No livro de contos A mecânica bruta dos ossos as personagens cuidam perversamente. Mulheres sugadas pelas relações, o amor pecando pelo excesso, o cotidiano encubando o ódio. Na literatura de Alexandre Arbex há, ao mesmo tempo em que uma construção do estranhamento, a sensação de reconhecer nossas próprias vidas caso pudéssemos imaginá-las (e escrevê-las) sem pudores. Neste livro, o cuidado, sempre socialmente naturalizado como atribuição das mulheres, aparece como “relíquia e ruína” das relações, tentativas de captura e aprisionamento em uma dinâmica que confunde intenções.
No conto “Colostro” – o primeiro leite que aqui dura uma vida inteira – a “poça rosa de perfume e sangue” mostra a onipotência da mãe que pode dar a vida aos filhos ou até deixá-los morrer. Nutrida por alimentar, ela talvez suspeite que, como conta a poeta Mar Becker: o leite das mulheres, água de arroz, é sempre ralo para a fome dos homens.
A substituição/fusão perturbadora suspende os lugares familiares habituais e reconfigura os corpos em “Aquela rapaz”, mostrando que na literatura de Alexandre as personagens podem tudo. Se filmados, seus contos seriam como o começo do cinema do cineasta grego Yorgos Lanthimos, onde quem cuida, entre sacrifícios e preenchimentos, cria um mundo de terror sob a aparência de proteção.
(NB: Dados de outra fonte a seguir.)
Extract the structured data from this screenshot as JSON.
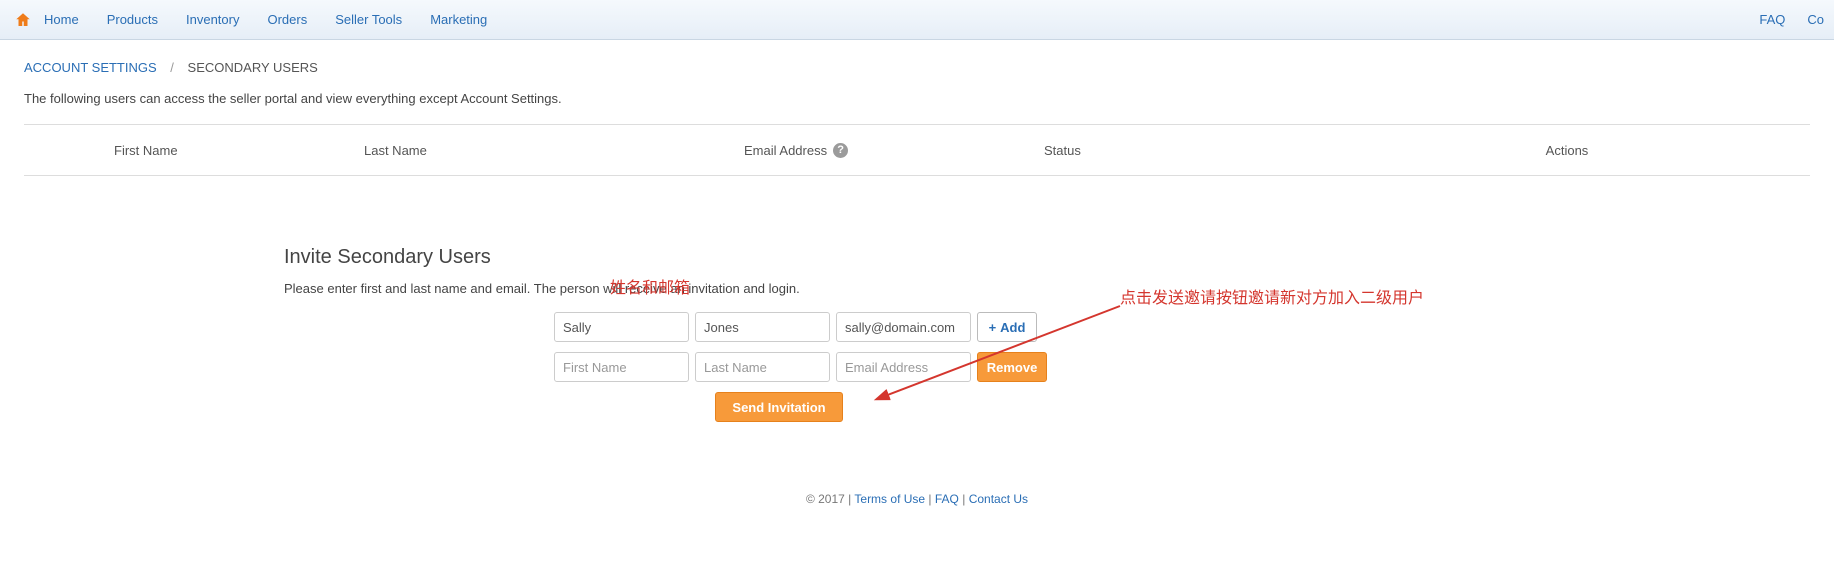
{
  "nav": {
    "items": [
      "Home",
      "Products",
      "Inventory",
      "Orders",
      "Seller Tools",
      "Marketing"
    ],
    "right": [
      "FAQ",
      "Co"
    ]
  },
  "breadcrumb": {
    "link": "ACCOUNT SETTINGS",
    "sep": "/",
    "current": "SECONDARY USERS"
  },
  "description": "The following users can access the seller portal and view everything except Account Settings.",
  "table": {
    "headers": {
      "first": "First Name",
      "last": "Last Name",
      "email": "Email Address",
      "status": "Status",
      "actions": "Actions"
    }
  },
  "invite": {
    "title": "Invite Secondary Users",
    "desc": "Please enter first and last name and email. The person will receive an invitation and login.",
    "rows": [
      {
        "first": "Sally",
        "last": "Jones",
        "email": "sally@domain.com",
        "action": "add"
      },
      {
        "first": "",
        "last": "",
        "email": "",
        "action": "remove"
      }
    ],
    "placeholders": {
      "first": "First Name",
      "last": "Last Name",
      "email": "Email Address"
    },
    "add_label": "Add",
    "remove_label": "Remove",
    "send_label": "Send Invitation"
  },
  "annotations": {
    "a1": "姓名和邮箱",
    "a2": "点击发送邀请按钮邀请新对方加入二级用户"
  },
  "footer": {
    "copyright": "© 2017",
    "sep": " | ",
    "terms": "Terms of Use",
    "faq": "FAQ",
    "contact": "Contact Us"
  }
}
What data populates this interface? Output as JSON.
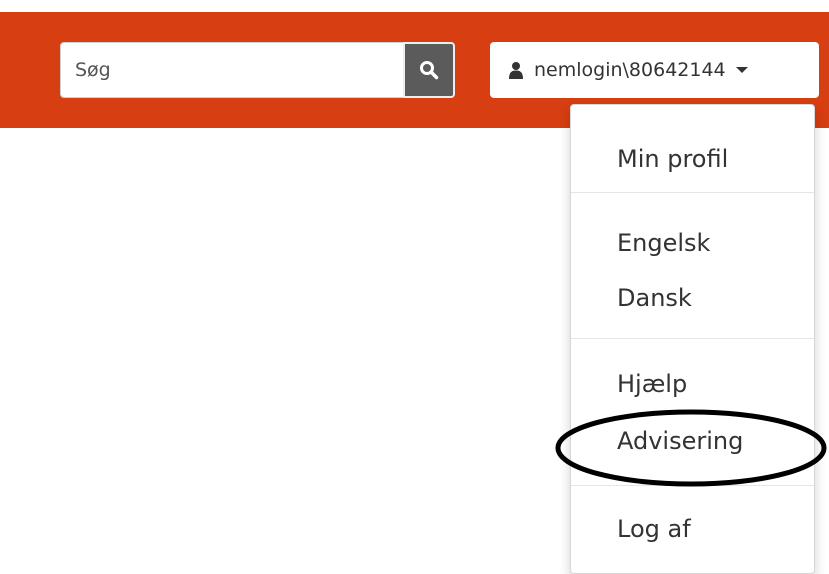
{
  "header": {
    "background_color": "#d73e12",
    "search": {
      "placeholder": "Søg",
      "value": "",
      "button_icon": "search-icon"
    },
    "user_menu": {
      "icon": "user-icon",
      "label": "nemlogin\\80642144",
      "caret_icon": "caret-down-icon"
    }
  },
  "dropdown": {
    "items": [
      {
        "label": "Min profil"
      },
      {
        "label": "Engelsk"
      },
      {
        "label": "Dansk"
      },
      {
        "label": "Hjælp"
      },
      {
        "label": "Advisering",
        "highlighted": true
      },
      {
        "label": "Log af"
      }
    ]
  },
  "annotation": {
    "highlight_color": "#000000"
  }
}
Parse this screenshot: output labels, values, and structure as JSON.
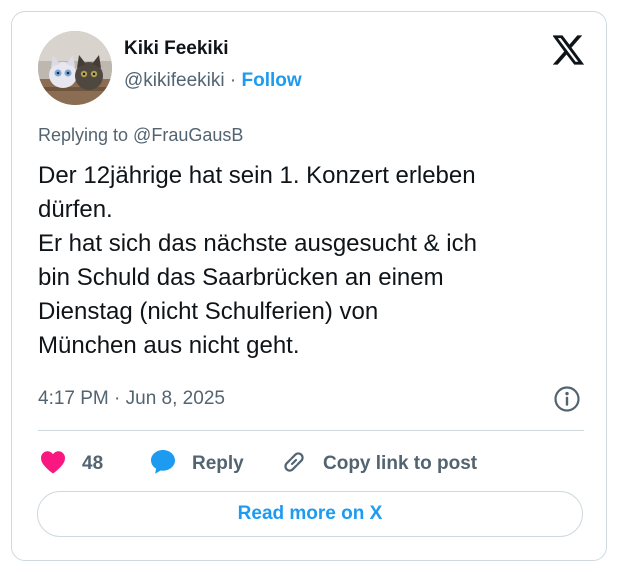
{
  "author": {
    "name": "Kiki Feekiki",
    "handle": "@kikifeekiki",
    "separator": "·",
    "follow_label": "Follow",
    "avatar_icon": "cats-avatar-photo"
  },
  "platform_icon": "x-logo-icon",
  "reply_to": "Replying to @FrauGausB",
  "tweet": {
    "lines": [
      "Der 12jährige hat sein 1. Konzert erleben",
      "dürfen.",
      "Er hat sich das nächste ausgesucht & ich",
      "bin Schuld das Saarbrücken an einem",
      "Dienstag (nicht Schulferien) von",
      "München aus nicht geht."
    ]
  },
  "timestamp": "4:17 PM · Jun 8, 2025",
  "actions": {
    "like_count": "48",
    "reply_label": "Reply",
    "copy_label": "Copy link to post"
  },
  "read_more_label": "Read more on X",
  "colors": {
    "accent": "#1d9bf0",
    "like": "#f91880",
    "text": "#0f1419",
    "muted": "#536471",
    "border": "#cfd9de"
  }
}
O livro também fala de aparições e desaparecimentos cotidianos, da mágica de apagar e emudecer o outro. Rinhas de pais, vontades de filhos, mulheres que em suas obrigações cotidianas estão cansadas de viver “cortando fora a parte podre, polindo a redoma, vigiando o gás”. Enfermeira, atriz pornô, mãe, filha, uma morta-narradora que monta o conto, rearranja os lugares, dirige a vida de quem ficou. Em “Dieta”, uma força diferenciadora faz a filha tentar não ser a mãe inventando privações absurdas ou nem tão absurdas assim.
No livro anterior, Pessoas desaparecidas, lugares desabitados, também estão lá os corpos que vazam das páginas completando-se e repelindo-se, filhos que desaparecem, quartinhos fechados, ausências e presenças injustificadas, siameses “em comunhão de males e obrigação de amar”. Como sua leitora atenta e admirada, tenho a impressão de que não é a primeira vez, nem apenas outra vez,
que Alexandre Arbex está escrevendo sobre obsessões tão humanas e histórias perversas de todos nós. É a mesma vez.